Konaweinfo.com – Pemerintah Kabupaten Konawe terus berinovasi menuju tata kelola pemerintahan berbasis digital. Terbaru, Dinas Komunikasi dan Informatika (Diskominfo) Konawe memperkenalkan Platform Pemerintahan Digital Terintegrasi Konawe (PINDARA KONAWE) dalam kegiatan sosialisasi yang digelar di BPSDM Provinsi Sulawesi Tenggara, Kamis (23/10/2025).
Kegiatan ini dibuka langsung oleh Kadis Kominfo Konawe, H. Muh. Akib Ras, dan menjadi bagian dari Rencana Aksi Perubahan (RAP) Pelatihan Kepemimpinan Administrator (PKA) Angkatan XIX.
Sekretaris Diskominfo Konawe, Mahbub Fauzi, menjelaskan bahwa lahirnya Pindara Konawe merupakan langkah konkret mendukung transformasi digital di lingkungan Pemkab Konawe.
“Pindara Konawe lahir dari kebutuhan akan tata kelola pemerintahan yang modern. Masyarakat menuntut pelayanan yang mudah diakses, akuntabel, dan terintegrasi. Melalui platform ini, seluruh sistem dan data pemerintahan di Konawe akan disatukan dalam satu pintu digital,” jelasnya.
Lebih lanjut, Fauzi memaparkan bahwa Pindara Konawe dirancang sebagai wadah integrasi antar-OPD, untuk mempercepat proses administrasi sekaligus mendukung pelaksanaan Sistem Pemerintahan Berbasis Elektronik (SPBE) sesuai kebijakan nasional.
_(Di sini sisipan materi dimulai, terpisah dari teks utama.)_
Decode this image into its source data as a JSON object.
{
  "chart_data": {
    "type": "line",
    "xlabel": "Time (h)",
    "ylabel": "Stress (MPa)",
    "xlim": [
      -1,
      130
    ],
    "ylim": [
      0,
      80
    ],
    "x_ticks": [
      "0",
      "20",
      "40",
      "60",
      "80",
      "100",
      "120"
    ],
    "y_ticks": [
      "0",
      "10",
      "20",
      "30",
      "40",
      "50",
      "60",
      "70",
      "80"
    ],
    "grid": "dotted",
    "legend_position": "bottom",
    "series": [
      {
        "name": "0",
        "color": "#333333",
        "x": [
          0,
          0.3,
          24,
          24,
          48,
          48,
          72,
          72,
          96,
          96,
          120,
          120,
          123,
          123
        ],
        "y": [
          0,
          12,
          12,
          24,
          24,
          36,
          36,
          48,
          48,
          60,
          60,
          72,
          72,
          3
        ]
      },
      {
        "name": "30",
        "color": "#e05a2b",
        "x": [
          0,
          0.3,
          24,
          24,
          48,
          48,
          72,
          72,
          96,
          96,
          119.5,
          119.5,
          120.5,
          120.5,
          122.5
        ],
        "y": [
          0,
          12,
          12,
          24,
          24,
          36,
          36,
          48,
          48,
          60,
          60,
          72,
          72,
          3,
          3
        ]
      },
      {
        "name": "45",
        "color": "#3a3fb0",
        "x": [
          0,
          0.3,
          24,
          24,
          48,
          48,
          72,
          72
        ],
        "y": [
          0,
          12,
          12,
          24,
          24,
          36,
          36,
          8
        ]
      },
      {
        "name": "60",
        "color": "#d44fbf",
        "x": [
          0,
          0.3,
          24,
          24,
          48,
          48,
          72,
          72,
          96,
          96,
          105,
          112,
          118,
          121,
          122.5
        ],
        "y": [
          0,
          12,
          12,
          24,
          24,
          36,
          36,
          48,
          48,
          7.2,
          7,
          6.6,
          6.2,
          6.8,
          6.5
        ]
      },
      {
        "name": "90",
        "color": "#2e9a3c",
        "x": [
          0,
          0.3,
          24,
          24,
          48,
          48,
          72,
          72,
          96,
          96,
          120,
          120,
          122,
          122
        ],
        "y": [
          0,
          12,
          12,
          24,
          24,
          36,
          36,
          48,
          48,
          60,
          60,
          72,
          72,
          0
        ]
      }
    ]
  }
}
Dengan penerapan sistem ini, Diskominfo menargetkan indeks SPBE Konawe meningkat dari 2,92 menjadi 3,90.
Menurut Fauzi, keberhasilan transformasi digital tidak hanya bergantung pada teknologi, tetapi juga pada perubahan pola pikir dan budaya kerja aparatur.
“Teknologi hanyalah alat. Keberhasilan transformasi ditentukan oleh kemauan kita untuk belajar, beradaptasi, dan berkolaborasi. Jika ingin birokrasi yang modern, maka semangat perubahan harus tumbuh dari diri kita sendiri,” tegasnya.
Ia juga mengajak seluruh peserta sosialisasi—mulai dari kepala OPD, camat, hingga insan pers dan LSM untuk menjadikan kegiatan ini sebagai momentum menyamakan persepsi dan memperkuat komitmen bersama membangun pemerintahan digital di Konawe.
“Dengan semangat kolaborasi, saya yakin Konawe bisa menjadi pelopor transformasi digital di Sulawesi Tenggara,” ujarnya optimistis.
Menutup sambutannya, Fauzi menyampaikan apresiasi kepada pimpinan daerah, mentor, coach, dan seluruh tim yang telah mendukung pengembangan inovasi tersebut.
“Semoga Pindara Konawe menjadi tonggak penting dalam mewujudkan Konawe yang berdaya saing, sejahtera, adil, dan berkelanjutan melalui pemerintahan digital terintegrasi,” pungkasnya.
Untuk diketahui, aplikasi Pindara Konawe telah didaftarkan di App Store dan Play Store, sehingga dalam waktu dekat dapat diunduh oleh pengguna iPhone maupun Android. Peluncuran resmi aplikasi ini dijadwalkan digelar pekan depan, dan akan dipimpin langsung oleh Sekda Konawe, Ferdinand.